Of the plurality of therapeutic response evaluation definitions currently available, none have been shown to be optimal for the evaluation of therapeutic responses during the management of GERD. It is thus considered preferable to report data obtained and analyzed using two or more therapeutic response evaluation definitions, rather than any single definition.

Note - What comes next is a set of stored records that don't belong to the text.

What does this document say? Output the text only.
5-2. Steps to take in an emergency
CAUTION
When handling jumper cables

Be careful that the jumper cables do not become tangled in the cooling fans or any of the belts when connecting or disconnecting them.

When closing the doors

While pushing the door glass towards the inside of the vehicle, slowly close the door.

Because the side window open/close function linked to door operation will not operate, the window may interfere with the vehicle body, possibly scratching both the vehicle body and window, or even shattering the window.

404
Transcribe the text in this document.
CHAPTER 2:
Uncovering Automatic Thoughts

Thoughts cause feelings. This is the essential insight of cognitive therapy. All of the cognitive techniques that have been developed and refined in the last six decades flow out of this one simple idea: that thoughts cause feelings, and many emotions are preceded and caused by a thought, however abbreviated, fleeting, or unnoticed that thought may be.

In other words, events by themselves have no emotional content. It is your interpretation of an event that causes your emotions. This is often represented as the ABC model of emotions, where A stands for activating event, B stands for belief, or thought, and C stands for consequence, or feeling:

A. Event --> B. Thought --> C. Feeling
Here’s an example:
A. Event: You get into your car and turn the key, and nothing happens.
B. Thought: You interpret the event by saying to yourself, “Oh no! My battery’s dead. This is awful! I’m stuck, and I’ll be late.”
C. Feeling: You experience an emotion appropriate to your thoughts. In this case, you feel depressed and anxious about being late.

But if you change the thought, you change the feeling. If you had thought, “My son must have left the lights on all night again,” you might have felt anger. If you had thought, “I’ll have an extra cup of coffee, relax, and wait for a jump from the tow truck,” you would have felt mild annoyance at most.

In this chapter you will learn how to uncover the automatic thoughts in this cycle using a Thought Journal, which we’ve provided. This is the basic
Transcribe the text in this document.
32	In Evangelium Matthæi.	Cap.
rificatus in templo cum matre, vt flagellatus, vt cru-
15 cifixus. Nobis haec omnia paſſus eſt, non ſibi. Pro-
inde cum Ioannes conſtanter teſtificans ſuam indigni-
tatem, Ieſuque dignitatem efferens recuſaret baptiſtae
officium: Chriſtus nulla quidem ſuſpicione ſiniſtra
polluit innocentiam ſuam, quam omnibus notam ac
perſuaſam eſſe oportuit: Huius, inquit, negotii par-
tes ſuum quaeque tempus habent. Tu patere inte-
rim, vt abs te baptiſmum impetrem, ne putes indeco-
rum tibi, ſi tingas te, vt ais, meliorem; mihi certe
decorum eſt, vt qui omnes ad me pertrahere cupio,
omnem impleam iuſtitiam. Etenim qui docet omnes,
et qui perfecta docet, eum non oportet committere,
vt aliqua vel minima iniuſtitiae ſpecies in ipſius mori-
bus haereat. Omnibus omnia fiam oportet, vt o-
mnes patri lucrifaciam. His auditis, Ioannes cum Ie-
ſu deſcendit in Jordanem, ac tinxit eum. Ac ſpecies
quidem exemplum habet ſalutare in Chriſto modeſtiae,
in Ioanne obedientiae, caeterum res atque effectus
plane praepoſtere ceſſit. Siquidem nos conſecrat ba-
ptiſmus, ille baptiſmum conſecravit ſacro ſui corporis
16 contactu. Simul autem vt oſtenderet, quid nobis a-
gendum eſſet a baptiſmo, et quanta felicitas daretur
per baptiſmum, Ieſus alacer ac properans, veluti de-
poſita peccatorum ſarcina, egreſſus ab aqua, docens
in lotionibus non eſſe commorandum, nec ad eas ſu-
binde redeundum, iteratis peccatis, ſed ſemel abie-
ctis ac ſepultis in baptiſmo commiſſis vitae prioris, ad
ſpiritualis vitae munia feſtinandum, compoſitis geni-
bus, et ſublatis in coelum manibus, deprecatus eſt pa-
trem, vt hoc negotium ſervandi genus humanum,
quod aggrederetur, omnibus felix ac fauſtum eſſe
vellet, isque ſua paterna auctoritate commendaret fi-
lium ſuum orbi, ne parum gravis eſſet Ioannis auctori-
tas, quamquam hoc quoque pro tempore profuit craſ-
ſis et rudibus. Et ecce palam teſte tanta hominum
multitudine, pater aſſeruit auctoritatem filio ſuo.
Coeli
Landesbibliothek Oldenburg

The limitations of this study were, firstly, the clinical responses in terms of the GERD symptoms can be evaluated using three definitions in the GERD-TEST; these definitions were formulated chiefly for the diagnosis and treatment of GERD. Concurrent FD symptoms, however, can only be evaluated using a residual symptom rate. The GERD-TEST should be modified to include the patient’s impression and NRS items for FD symptom, similar to the GERD symptom evaluations, to make this definition even more useful for the diagnosis and treatment of FD. Secondly, it is generally recognized that patients with GERD or FD present with diverse symptoms. Among patients with GERD, non-typical symptoms such as esophageal symptoms (e.g., chest pain) and extraesophageal symptoms (e.g., chronic cough, chronic laryngitis, asthma or dental erosion[1] are often seen. Symptoms such as bloating, belching or nausea develop among patients with FD. Clinical evaluation using the GERD-TEST is focused primarily on the cardinal symptoms of GERD and FD, and the evaluation does not cover patient burden from other symptoms or the impacts of such symptoms on daily life. Further investigation and clarification of these matters is also needed.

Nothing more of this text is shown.